A new program that electronically tracks foreign students as they enroll and study in the nation’s colleges and universities was demonstrated Monday to higher education officials in Minnesota, many of whom work with these students at their schools.

As early as January, the program — dubbed “Sevis” — will replace the current paper process used by the Immigration and Naturalization Service.

“Most of it is basic information we already work with,” said Barbara Walters, an international scholar coordinator at St. Olaf College in Northfield, Minn., who attended the demonstration. “Questions will come up, but it looks workable. I don’t think anything that is being required is unreasonable.”

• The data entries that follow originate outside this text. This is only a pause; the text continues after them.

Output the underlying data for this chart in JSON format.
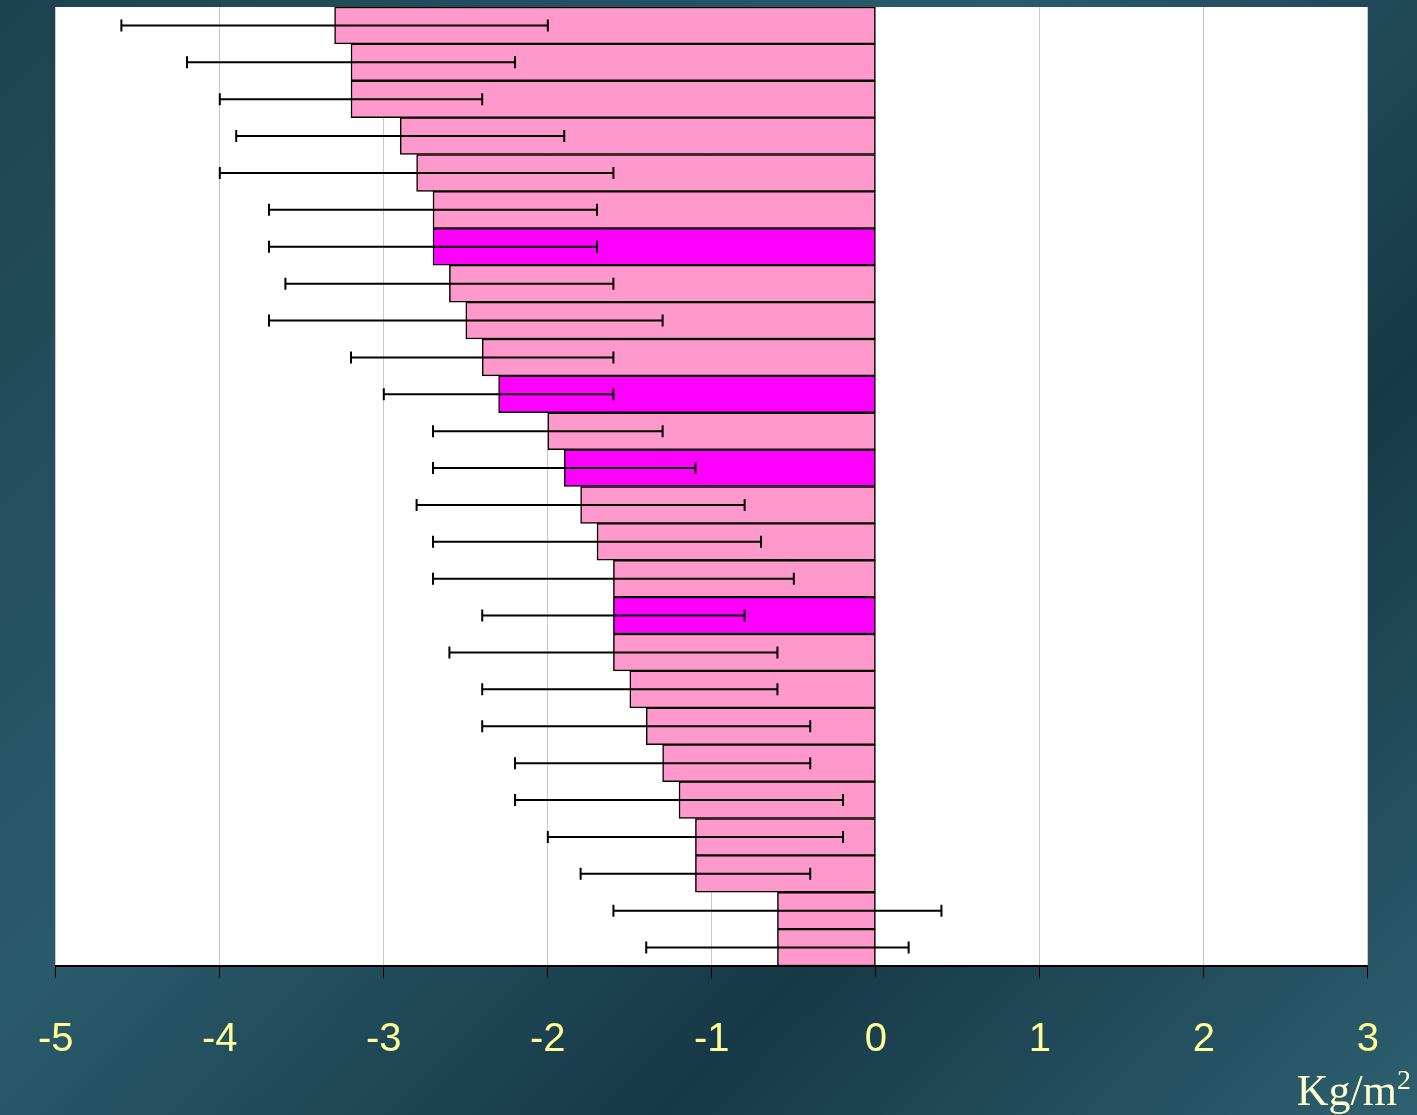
{
  "chart_data": {
    "type": "bar",
    "orientation": "horizontal",
    "xlabel": "Kg/m$^{2}$",
    "categories": [
      null,
      null,
      null,
      null,
      null,
      null,
      null,
      null,
      null,
      null,
      null,
      null,
      null,
      null,
      null,
      null,
      null,
      null,
      null,
      null,
      null,
      null,
      null,
      null,
      null,
      null
    ],
    "values": [
      -3.3,
      -3.2,
      -3.2,
      -2.9,
      -2.8,
      -2.7,
      -2.7,
      -2.6,
      -2.5,
      -2.4,
      -2.3,
      -2.0,
      -1.9,
      -1.8,
      -1.7,
      -1.6,
      -1.6,
      -1.6,
      -1.5,
      -1.4,
      -1.3,
      -1.2,
      -1.1,
      -1.1,
      -0.6,
      -0.6
    ],
    "colors": [
      "#ff99cc",
      "#ff99cc",
      "#ff99cc",
      "#ff99cc",
      "#ff99cc",
      "#ff99cc",
      "#ff00ff",
      "#ff99cc",
      "#ff99cc",
      "#ff99cc",
      "#ff00ff",
      "#ff99cc",
      "#ff00ff",
      "#ff99cc",
      "#ff99cc",
      "#ff99cc",
      "#ff00ff",
      "#ff99cc",
      "#ff99cc",
      "#ff99cc",
      "#ff99cc",
      "#ff99cc",
      "#ff99cc",
      "#ff99cc",
      "#ff99cc",
      "#ff99cc"
    ],
    "errors": [
      [
        -4.6,
        -2.0
      ],
      [
        -4.2,
        -2.2
      ],
      [
        -4.0,
        -2.4
      ],
      [
        -3.9,
        -1.9
      ],
      [
        -4.0,
        -1.6
      ],
      [
        -3.7,
        -1.7
      ],
      [
        -3.7,
        -1.7
      ],
      [
        -3.6,
        -1.6
      ],
      [
        -3.7,
        -1.3
      ],
      [
        -3.2,
        -1.6
      ],
      [
        -3.0,
        -1.6
      ],
      [
        -2.7,
        -1.3
      ],
      [
        -2.7,
        -1.1
      ],
      [
        -2.8,
        -0.8
      ],
      [
        -2.7,
        -0.7
      ],
      [
        -2.7,
        -0.5
      ],
      [
        -2.4,
        -0.8
      ],
      [
        -2.6,
        -0.6
      ],
      [
        -2.4,
        -0.6
      ],
      [
        -2.4,
        -0.4
      ],
      [
        -2.2,
        -0.4
      ],
      [
        -2.2,
        -0.2
      ],
      [
        -2.0,
        -0.2
      ],
      [
        -1.8,
        -0.4
      ],
      [
        -1.6,
        0.4
      ],
      [
        -1.4,
        0.2
      ]
    ],
    "xlim": [
      -5,
      3
    ],
    "xticks": [
      -5,
      -4,
      -3,
      -2,
      -1,
      0,
      1,
      2,
      3
    ],
    "grid": "x",
    "legend": false
  }
}
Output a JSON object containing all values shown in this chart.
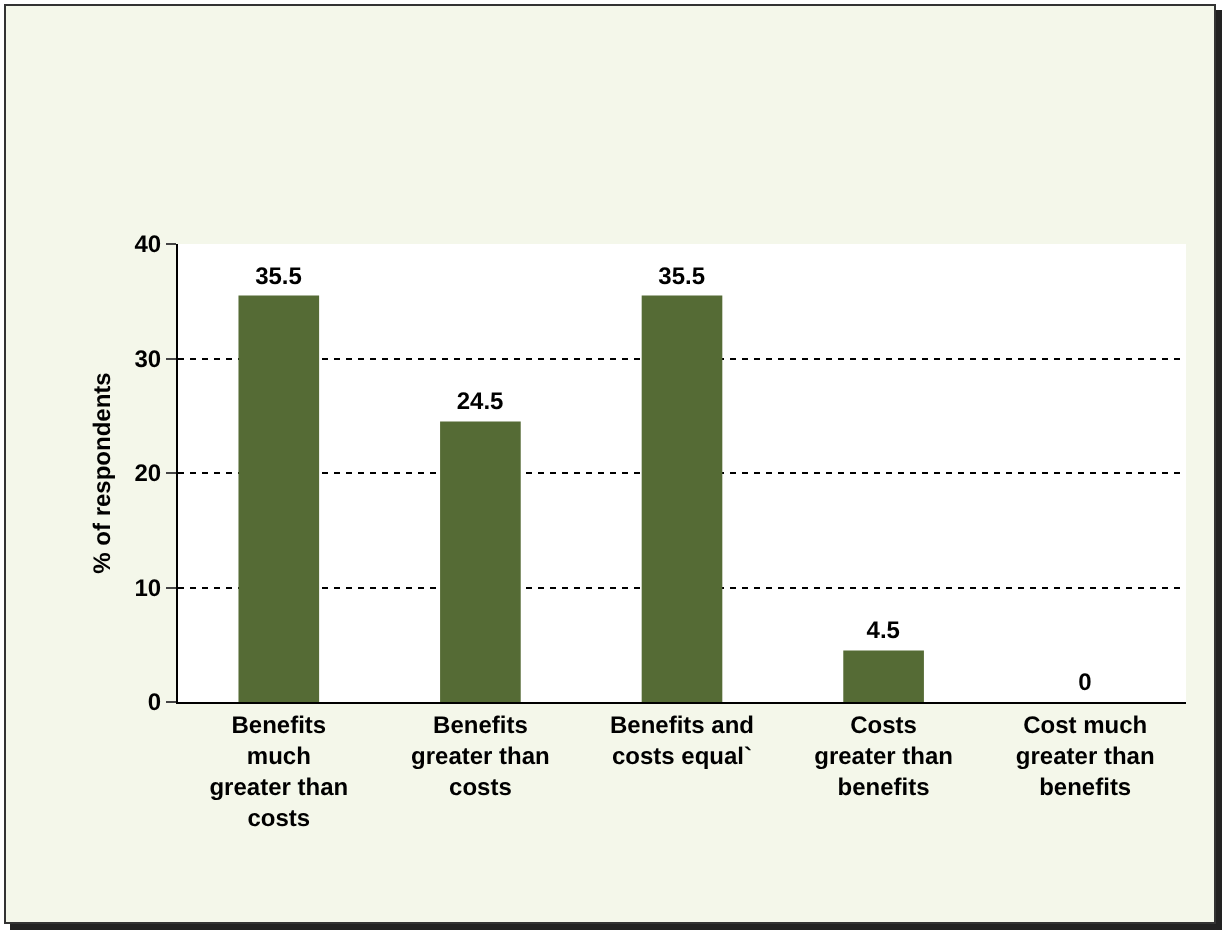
{
  "chart_data": {
    "type": "bar",
    "ylabel": "% of respondents",
    "categories": [
      "Benefits much greater than costs",
      "Benefits greater than costs",
      "Benefits and costs equal`",
      "Costs greater than benefits",
      "Cost much greater than benefits"
    ],
    "values": [
      35.5,
      24.5,
      35.5,
      4.5,
      0
    ],
    "color": "#556b35",
    "ylim": [
      0,
      40
    ],
    "yticks": [
      0,
      10,
      20,
      30,
      40
    ],
    "grid": "y",
    "data_labels": true
  }
}
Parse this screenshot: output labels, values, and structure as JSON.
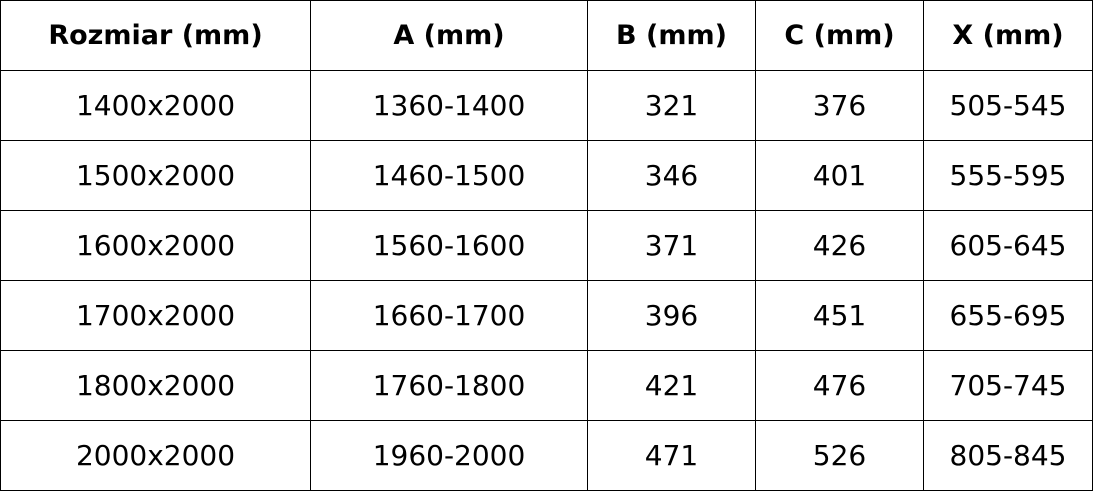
{
  "table": {
    "headers": [
      "Rozmiar (mm)",
      "A (mm)",
      "B (mm)",
      "C (mm)",
      "X (mm)"
    ],
    "rows": [
      [
        "1400x2000",
        "1360-1400",
        "321",
        "376",
        "505-545"
      ],
      [
        "1500x2000",
        "1460-1500",
        "346",
        "401",
        "555-595"
      ],
      [
        "1600x2000",
        "1560-1600",
        "371",
        "426",
        "605-645"
      ],
      [
        "1700x2000",
        "1660-1700",
        "396",
        "451",
        "655-695"
      ],
      [
        "1800x2000",
        "1760-1800",
        "421",
        "476",
        "705-745"
      ],
      [
        "2000x2000",
        "1960-2000",
        "471",
        "526",
        "805-845"
      ]
    ]
  }
}
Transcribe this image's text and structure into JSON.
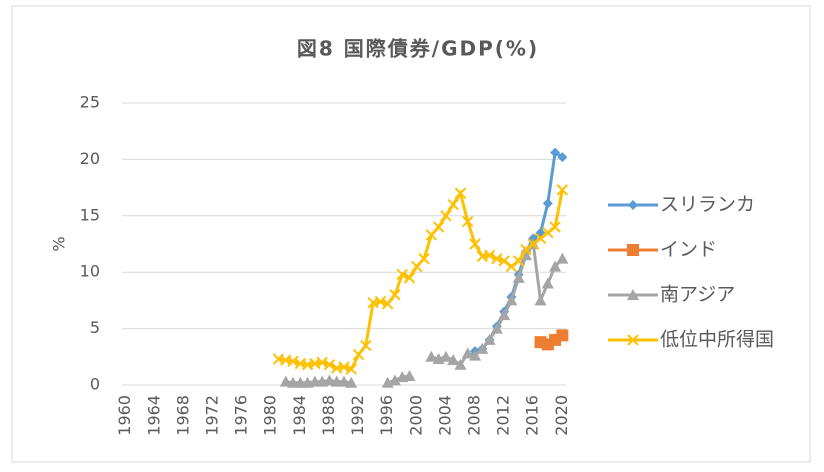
{
  "chart_data": {
    "type": "line",
    "title": "図8 国際債券/GDP(%)",
    "y_label": "%",
    "categories": [
      "1960",
      null,
      null,
      null,
      "1964",
      null,
      null,
      null,
      "1968",
      null,
      null,
      null,
      "1972",
      null,
      null,
      null,
      "1976",
      null,
      null,
      null,
      "1980",
      null,
      null,
      null,
      "1984",
      null,
      null,
      null,
      "1988",
      null,
      null,
      null,
      "1992",
      null,
      null,
      null,
      "1996",
      null,
      null,
      null,
      "2000",
      null,
      null,
      null,
      "2004",
      null,
      null,
      null,
      "2008",
      null,
      null,
      null,
      "2012",
      null,
      null,
      null,
      "2016",
      null,
      null,
      null,
      "2020"
    ],
    "ylim": [
      0,
      25
    ],
    "yticks": [
      0,
      5,
      10,
      15,
      20,
      25
    ],
    "grid": true,
    "legend": "right",
    "series": [
      {
        "name": "スリランカ",
        "color": "#5b9bd5",
        "marker": "diamond",
        "values": [
          null,
          null,
          null,
          null,
          null,
          null,
          null,
          null,
          null,
          null,
          null,
          null,
          null,
          null,
          null,
          null,
          null,
          null,
          null,
          null,
          null,
          null,
          null,
          null,
          null,
          null,
          null,
          null,
          null,
          null,
          null,
          null,
          null,
          null,
          null,
          null,
          null,
          null,
          null,
          null,
          null,
          null,
          null,
          null,
          null,
          null,
          null,
          null,
          3.0,
          3.2,
          4.0,
          5.2,
          6.5,
          7.8,
          9.8,
          11.8,
          13.0,
          13.5,
          16.1,
          20.6,
          20.2
        ]
      },
      {
        "name": "インド",
        "color": "#ed7d31",
        "marker": "square",
        "values": [
          null,
          null,
          null,
          null,
          null,
          null,
          null,
          null,
          null,
          null,
          null,
          null,
          null,
          null,
          null,
          null,
          null,
          null,
          null,
          null,
          null,
          null,
          null,
          null,
          null,
          null,
          null,
          null,
          null,
          null,
          null,
          null,
          null,
          null,
          null,
          null,
          null,
          null,
          null,
          null,
          null,
          null,
          null,
          null,
          null,
          null,
          null,
          null,
          null,
          null,
          null,
          null,
          null,
          null,
          null,
          null,
          null,
          3.8,
          3.6,
          4.0,
          4.4
        ]
      },
      {
        "name": "南アジア",
        "color": "#a5a5a5",
        "marker": "triangle",
        "values": [
          null,
          null,
          null,
          null,
          null,
          null,
          null,
          null,
          null,
          null,
          null,
          null,
          null,
          null,
          null,
          null,
          null,
          null,
          null,
          null,
          null,
          null,
          0.3,
          0.2,
          0.2,
          0.2,
          0.3,
          0.3,
          0.4,
          0.3,
          0.3,
          0.2,
          null,
          null,
          null,
          null,
          0.2,
          0.4,
          0.7,
          0.8,
          null,
          null,
          2.5,
          2.3,
          2.5,
          2.2,
          1.8,
          2.8,
          2.6,
          3.2,
          4.0,
          5.0,
          6.2,
          7.5,
          9.5,
          11.5,
          12.5,
          7.5,
          9.0,
          10.5,
          11.2
        ]
      },
      {
        "name": "低位中所得国",
        "color": "#ffc000",
        "marker": "x",
        "values": [
          null,
          null,
          null,
          null,
          null,
          null,
          null,
          null,
          null,
          null,
          null,
          null,
          null,
          null,
          null,
          null,
          null,
          null,
          null,
          null,
          null,
          2.3,
          2.2,
          2.1,
          1.9,
          1.8,
          1.9,
          2.0,
          1.8,
          1.5,
          1.6,
          1.4,
          2.7,
          3.5,
          7.3,
          7.4,
          7.2,
          8.0,
          9.8,
          9.5,
          10.5,
          11.2,
          13.3,
          14.0,
          15.0,
          16.0,
          17.0,
          14.5,
          12.5,
          11.4,
          11.5,
          11.2,
          11.0,
          10.5,
          11.0,
          12.0,
          12.5,
          13.0,
          13.5,
          14.0,
          17.3
        ]
      }
    ]
  }
}
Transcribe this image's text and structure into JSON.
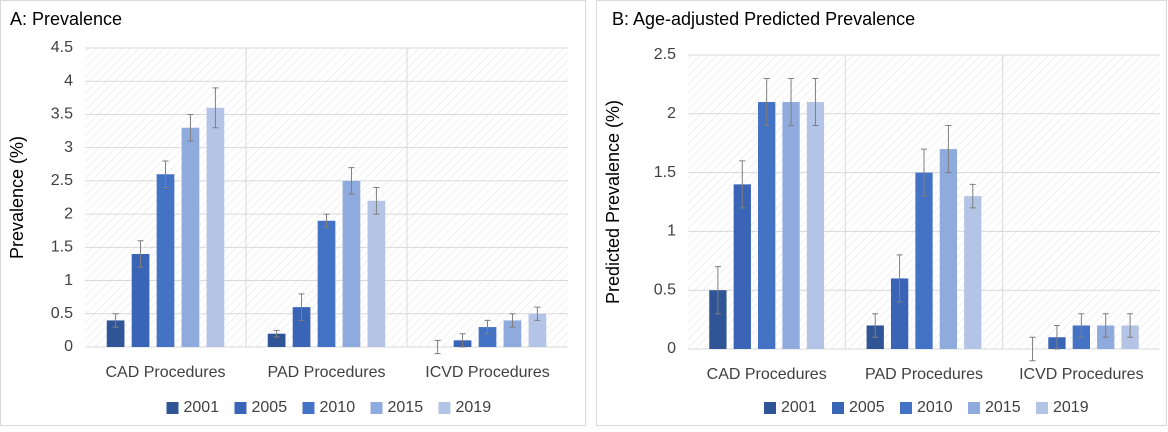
{
  "chart_data": [
    {
      "type": "bar",
      "title": "A: Prevalence",
      "y_label": "Prevalence (%)",
      "categories": [
        "CAD Procedures",
        "PAD Procedures",
        "ICVD Procedures"
      ],
      "ylim": [
        0,
        4.5
      ],
      "yticks": [
        0,
        0.5,
        1,
        1.5,
        2,
        2.5,
        3,
        3.5,
        4,
        4.5
      ],
      "grid": true,
      "legend": "bottom",
      "series": [
        {
          "name": "2001",
          "color": "#2f5597",
          "values": [
            0.4,
            0.2,
            0
          ],
          "errors": [
            0.1,
            0.05,
            0.1
          ]
        },
        {
          "name": "2005",
          "color": "#3a64b5",
          "values": [
            1.4,
            0.6,
            0.1
          ],
          "errors": [
            0.2,
            0.2,
            0.1
          ]
        },
        {
          "name": "2010",
          "color": "#4472c4",
          "values": [
            2.6,
            1.9,
            0.3
          ],
          "errors": [
            0.2,
            0.1,
            0.1
          ]
        },
        {
          "name": "2015",
          "color": "#8faadc",
          "values": [
            3.3,
            2.5,
            0.4
          ],
          "errors": [
            0.2,
            0.2,
            0.1
          ]
        },
        {
          "name": "2019",
          "color": "#b4c4e6",
          "values": [
            3.6,
            2.2,
            0.5
          ],
          "errors": [
            0.3,
            0.2,
            0.1
          ]
        }
      ]
    },
    {
      "type": "bar",
      "title": "B: Age-adjusted Predicted Prevalence",
      "y_label": "Predicted Prevalence (%)",
      "categories": [
        "CAD Procedures",
        "PAD Procedures",
        "ICVD Procedures"
      ],
      "ylim": [
        0,
        2.5
      ],
      "yticks": [
        0,
        0.5,
        1,
        1.5,
        2,
        2.5
      ],
      "grid": true,
      "legend": "bottom",
      "series": [
        {
          "name": "2001",
          "color": "#2f5597",
          "values": [
            0.5,
            0.2,
            0
          ],
          "errors": [
            0.2,
            0.1,
            0.1
          ]
        },
        {
          "name": "2005",
          "color": "#3a64b5",
          "values": [
            1.4,
            0.6,
            0.1
          ],
          "errors": [
            0.2,
            0.2,
            0.1
          ]
        },
        {
          "name": "2010",
          "color": "#4472c4",
          "values": [
            2.1,
            1.5,
            0.2
          ],
          "errors": [
            0.2,
            0.2,
            0.1
          ]
        },
        {
          "name": "2015",
          "color": "#8faadc",
          "values": [
            2.1,
            1.7,
            0.2
          ],
          "errors": [
            0.2,
            0.2,
            0.1
          ]
        },
        {
          "name": "2019",
          "color": "#b4c4e6",
          "values": [
            2.1,
            1.3,
            0.2
          ],
          "errors": [
            0.2,
            0.1,
            0.1
          ]
        }
      ]
    }
  ]
}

The INS’ tracking of foreign students has been under heavy scrutiny since Sept. 11 because some of the terrorists involved in the attacks on New York and Washington, D.C., were allowed to enter the United States on student visas. The Justice Department, in a 188-page report released this month, called the INS’ current system “untimely and significantly flawed” and even raised questions about whether the new electronic system would be ready by a January 2003 deadline.

In a statement released Monday, the INS said it fully intends to meet the deadline. Once the new system is in place, any school that accepts foreign students must use it. Congress provided $36.8 million to the INS to make the change as part of the U.S. Patriot Act, and a proposal to charge a $95-per-student “user fee” is under consideration.

Highlights of the new system include:

Schools will be required to report a student’s failure to enroll. Under the current system, schools had no obligation to do this. Schools also will be required to report such information as the start date of a student’s next semester, the dropping of a full course of study without approval, any disciplinary action taken because of a crime and earlier-than-expected graduation.

It will be Internet-based, which should speed up information exchanges among schools and the government. Under the current system, the exchange didn’t happen until a paper document was sent from one place to the next.

It is expected to reduce visa fraud. Under the current system, student visa forms have been subject to theft and are often sold and used to support fraudulent visa applications. “Because it is faster, more accurate and secure, it will tighten up the lag time that made the old system not very workable,” said INS spokesman Tim Counts.

Miguel Garate, who works with foreign students at Riverland Community College in Austin, Minn., said he expects students may, at first, find the change to be a bit confusing and too personally demanding.

“I hope international students don’t get offended,” Garate said. “But it’s for everybody’s own good. The more information you have, the better.”

The Justice Department and the INS track approximately 1 million foreign and exchange students each year.